CBS announced Thursday it will buy CNET Networks for US$1.8 billion in cash, thus marking its largest online growth since hiring former media and technology investment banker Quincy Smith to run its interactive unit in 2006, the International Herald Tribune reported.
CNET, whose assets contain a popular technology-news Web site, was attempting to fight off a group of activist investors looking to gain power over its board of directors.
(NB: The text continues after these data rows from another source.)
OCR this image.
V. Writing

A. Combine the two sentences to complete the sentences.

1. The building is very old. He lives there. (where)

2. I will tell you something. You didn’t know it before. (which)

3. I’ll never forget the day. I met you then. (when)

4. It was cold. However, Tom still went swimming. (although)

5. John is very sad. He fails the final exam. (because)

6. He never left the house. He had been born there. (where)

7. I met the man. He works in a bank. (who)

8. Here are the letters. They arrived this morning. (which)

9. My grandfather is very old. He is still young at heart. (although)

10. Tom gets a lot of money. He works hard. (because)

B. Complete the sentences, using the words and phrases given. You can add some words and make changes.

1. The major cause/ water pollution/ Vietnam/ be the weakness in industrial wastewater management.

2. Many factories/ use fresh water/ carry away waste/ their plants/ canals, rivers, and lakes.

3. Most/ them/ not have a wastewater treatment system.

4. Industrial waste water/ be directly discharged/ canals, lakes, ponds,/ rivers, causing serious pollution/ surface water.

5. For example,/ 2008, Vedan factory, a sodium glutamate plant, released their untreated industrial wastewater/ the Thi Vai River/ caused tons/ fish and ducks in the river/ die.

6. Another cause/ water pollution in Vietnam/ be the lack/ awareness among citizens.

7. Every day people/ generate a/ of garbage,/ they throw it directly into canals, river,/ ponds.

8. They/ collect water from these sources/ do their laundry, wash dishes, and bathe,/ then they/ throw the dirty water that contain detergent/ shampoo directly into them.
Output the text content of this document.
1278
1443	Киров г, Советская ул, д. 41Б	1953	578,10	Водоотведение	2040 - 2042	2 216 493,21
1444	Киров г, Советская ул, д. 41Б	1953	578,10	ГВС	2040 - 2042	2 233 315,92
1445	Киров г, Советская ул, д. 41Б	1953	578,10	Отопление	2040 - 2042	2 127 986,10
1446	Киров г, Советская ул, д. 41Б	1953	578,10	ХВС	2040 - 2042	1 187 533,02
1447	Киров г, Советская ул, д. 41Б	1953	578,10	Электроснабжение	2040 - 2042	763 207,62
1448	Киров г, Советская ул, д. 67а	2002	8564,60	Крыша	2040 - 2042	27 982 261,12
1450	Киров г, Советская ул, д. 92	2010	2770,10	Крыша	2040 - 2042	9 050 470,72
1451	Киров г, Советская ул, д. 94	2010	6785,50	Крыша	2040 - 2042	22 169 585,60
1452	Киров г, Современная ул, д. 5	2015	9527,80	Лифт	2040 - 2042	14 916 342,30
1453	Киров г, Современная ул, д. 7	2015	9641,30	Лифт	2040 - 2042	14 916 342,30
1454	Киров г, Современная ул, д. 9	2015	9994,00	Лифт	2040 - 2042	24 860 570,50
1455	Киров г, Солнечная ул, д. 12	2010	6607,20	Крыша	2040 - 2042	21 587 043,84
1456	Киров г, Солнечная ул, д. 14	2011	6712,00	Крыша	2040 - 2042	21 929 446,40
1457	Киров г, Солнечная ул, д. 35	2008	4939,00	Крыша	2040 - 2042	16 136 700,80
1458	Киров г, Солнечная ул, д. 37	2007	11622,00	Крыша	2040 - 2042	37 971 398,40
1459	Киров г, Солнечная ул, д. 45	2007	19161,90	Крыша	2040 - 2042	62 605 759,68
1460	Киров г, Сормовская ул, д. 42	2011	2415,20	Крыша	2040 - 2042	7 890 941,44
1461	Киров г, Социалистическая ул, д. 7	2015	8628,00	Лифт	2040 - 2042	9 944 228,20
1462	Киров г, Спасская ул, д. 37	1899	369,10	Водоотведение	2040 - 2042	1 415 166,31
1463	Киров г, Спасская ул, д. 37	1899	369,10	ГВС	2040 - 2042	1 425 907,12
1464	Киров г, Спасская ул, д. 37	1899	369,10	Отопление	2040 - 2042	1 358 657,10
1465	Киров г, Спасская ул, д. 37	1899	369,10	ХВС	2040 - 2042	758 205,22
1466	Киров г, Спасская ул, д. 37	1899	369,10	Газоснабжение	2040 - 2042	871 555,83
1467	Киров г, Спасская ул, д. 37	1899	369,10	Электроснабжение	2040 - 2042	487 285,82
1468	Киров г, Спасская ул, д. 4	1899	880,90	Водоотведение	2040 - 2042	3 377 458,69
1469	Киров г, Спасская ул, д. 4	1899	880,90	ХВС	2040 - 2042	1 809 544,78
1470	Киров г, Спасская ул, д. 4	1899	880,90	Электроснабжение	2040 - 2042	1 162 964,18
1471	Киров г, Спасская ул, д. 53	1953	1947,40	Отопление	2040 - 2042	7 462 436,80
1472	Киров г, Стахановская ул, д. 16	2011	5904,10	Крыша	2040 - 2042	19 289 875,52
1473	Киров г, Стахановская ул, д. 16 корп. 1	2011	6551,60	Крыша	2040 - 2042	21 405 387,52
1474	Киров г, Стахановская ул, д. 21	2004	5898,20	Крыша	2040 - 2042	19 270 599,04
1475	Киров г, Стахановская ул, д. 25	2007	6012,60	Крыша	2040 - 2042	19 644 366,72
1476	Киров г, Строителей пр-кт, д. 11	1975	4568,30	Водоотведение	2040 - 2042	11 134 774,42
“We are not going to spend $1.6 billion on YouTube, we are looking for the next YouTube and Quincy knows all the players,” said Leslie Moonves, chief executive of CBS, in reference to the video-sharing site that Google had recently purchased, the IHT reported.
Now it looks as if Moonves decided that CBS need to spend at least that amount in order to build its Internet existence as well as make it appealing to advertisers, the IHT reported.
“There are very few opportunities to acquire a profitable, growing, well-managed Internet company like CNET Networks. Together, CBS and CNET Networks will have significant additional exposure to the fastest-growing advertising sector and can accelerate our growth through a number of new content, promotion and advertising initiatives,” Moonves said Thursday, according to the IHT.
CBS stated it would pay $11.50 for every CNET share, a considerable 45 percent premium where the stock closed Wednesday.
Within the last year or so, CBS has chosen smaller Web properties, including a music site for which it paid $280 million. However, the $1.8 billion for CNET is the largest in its recent Internet growth.